Ask the AI to Interpret Response Time Trends
If you see unusual response time patterns:
The AI can:
- Analyze percentile distributions to identify outlier patterns
- Distinguish between normal variance vs. systemic issues (GC pauses, slow queries)
- Recommend specific investigations (enable GC logging, check database slow query log)
- Explain whether outliers are acceptable (< 5%) or critical (> 10%)
Hits/Sec: Server Throughput¶
What it measures: Number of HTTP transactions completed per second across all virtual users.
Why it matters: This is your server's capacity: how many requests per second can it handle? If hits/sec plateaus while VUs keep increasing, the server is maxed out.
What "good" looks like: Hits/sec should increase linearly as VUs increase.

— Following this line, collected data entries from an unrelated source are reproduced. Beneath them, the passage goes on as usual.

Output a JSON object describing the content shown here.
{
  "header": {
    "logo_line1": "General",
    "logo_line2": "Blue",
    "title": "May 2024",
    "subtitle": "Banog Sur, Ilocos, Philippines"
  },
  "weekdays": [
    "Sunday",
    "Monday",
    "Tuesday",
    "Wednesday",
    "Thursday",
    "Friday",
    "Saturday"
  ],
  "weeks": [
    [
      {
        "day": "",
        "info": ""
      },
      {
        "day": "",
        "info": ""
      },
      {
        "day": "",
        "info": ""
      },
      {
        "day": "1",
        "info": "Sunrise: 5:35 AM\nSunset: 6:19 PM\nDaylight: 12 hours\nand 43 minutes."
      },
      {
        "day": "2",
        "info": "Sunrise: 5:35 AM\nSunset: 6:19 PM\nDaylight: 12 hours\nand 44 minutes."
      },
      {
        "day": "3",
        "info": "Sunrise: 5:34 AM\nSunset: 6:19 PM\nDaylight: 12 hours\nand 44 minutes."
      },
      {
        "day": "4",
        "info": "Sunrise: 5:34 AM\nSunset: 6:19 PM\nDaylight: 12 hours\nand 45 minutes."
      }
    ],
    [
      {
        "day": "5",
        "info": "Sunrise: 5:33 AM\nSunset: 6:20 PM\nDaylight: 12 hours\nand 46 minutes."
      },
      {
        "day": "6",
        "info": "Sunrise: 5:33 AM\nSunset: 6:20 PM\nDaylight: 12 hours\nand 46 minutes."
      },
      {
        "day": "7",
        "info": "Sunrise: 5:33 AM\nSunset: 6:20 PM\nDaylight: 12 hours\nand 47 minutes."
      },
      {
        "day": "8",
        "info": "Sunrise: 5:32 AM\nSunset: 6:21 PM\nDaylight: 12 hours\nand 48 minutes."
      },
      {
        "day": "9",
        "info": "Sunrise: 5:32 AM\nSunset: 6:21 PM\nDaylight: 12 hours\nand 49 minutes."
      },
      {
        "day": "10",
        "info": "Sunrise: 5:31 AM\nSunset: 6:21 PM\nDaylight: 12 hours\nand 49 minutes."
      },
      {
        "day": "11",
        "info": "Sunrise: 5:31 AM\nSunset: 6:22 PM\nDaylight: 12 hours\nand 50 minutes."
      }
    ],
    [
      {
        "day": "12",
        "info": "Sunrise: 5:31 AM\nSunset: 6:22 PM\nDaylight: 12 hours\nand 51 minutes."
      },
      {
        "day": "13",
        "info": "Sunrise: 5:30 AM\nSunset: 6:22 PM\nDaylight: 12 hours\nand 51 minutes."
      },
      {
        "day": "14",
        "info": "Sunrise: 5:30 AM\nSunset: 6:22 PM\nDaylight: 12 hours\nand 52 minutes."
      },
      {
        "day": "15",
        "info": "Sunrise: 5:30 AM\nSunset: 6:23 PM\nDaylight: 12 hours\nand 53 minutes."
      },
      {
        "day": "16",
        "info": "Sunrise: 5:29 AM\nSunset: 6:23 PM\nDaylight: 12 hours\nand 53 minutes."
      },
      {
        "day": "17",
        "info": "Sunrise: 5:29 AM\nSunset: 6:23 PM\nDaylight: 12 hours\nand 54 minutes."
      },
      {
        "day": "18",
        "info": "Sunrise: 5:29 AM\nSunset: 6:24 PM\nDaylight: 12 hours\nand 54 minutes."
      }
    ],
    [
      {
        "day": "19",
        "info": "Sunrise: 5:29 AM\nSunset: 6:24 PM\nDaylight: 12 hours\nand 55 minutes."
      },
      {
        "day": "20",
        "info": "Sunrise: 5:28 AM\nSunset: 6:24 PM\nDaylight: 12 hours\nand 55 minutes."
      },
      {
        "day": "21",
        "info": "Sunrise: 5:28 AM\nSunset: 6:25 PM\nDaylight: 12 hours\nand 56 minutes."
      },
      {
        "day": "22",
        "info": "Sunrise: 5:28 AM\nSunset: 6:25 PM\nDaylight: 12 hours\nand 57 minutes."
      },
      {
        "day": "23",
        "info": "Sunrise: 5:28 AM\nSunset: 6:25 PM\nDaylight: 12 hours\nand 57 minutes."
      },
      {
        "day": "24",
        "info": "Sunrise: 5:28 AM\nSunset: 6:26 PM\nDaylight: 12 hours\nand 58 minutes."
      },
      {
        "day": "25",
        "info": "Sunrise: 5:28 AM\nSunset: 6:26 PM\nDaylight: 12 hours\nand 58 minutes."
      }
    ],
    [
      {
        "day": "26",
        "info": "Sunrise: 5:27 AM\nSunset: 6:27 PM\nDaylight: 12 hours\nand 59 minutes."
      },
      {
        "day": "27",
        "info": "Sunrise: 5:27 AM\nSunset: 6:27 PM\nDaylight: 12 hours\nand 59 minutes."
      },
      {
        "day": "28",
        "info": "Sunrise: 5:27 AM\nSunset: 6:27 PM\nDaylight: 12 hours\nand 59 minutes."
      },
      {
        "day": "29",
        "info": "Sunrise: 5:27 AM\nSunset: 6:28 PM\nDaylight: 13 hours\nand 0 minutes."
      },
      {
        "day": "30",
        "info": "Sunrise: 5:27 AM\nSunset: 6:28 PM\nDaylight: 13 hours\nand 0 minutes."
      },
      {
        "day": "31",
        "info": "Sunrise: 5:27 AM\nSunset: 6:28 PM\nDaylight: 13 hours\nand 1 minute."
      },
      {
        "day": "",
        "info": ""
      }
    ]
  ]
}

| VUs | Expected Hits/Sec (Typical Web App) | Why |
|---|---|---|
| 100 | ~500-1000 | Each VU makes 5-10 requests/min (60 sec think time) |
| 200 | ~1000-2000 | Linear scaling (2x VUs = 2x hits/sec) |
| 500 | ~2500-5000 | Continues scaling |
If hits/sec stops increasing even though VUs keep ramping:
- Server is maxed out: can't process more requests even though you're sending them
- VUs are waiting for slow responses (response times spiking)
Interpreting Hits/Sec Trends¶
Good (linear scaling):
Hits/Sec
2000| ██████████
1500| ████████
1000| ████████
500|██████
+----------------------------------
0 100 200 300 400 500 (VUs)
Hits/sec increases with VUs → server can process more requests as load increases.
Problem (throughput plateau):
Hits/Sec
2500| ████████████████████████
2000| ████
1000|████
+----------------------------------
0 100 200 300 400 500 (VUs)
Hits/sec plateaus at ~2500 → server maxed out, can't process more requests even though VUs keep increasing.
What this means: Server's maximum capacity is ~2500 requests/sec (regardless of VU count).
Why this happens: Resource constraint (CPU maxed, database connections exhausted, thread pool saturated).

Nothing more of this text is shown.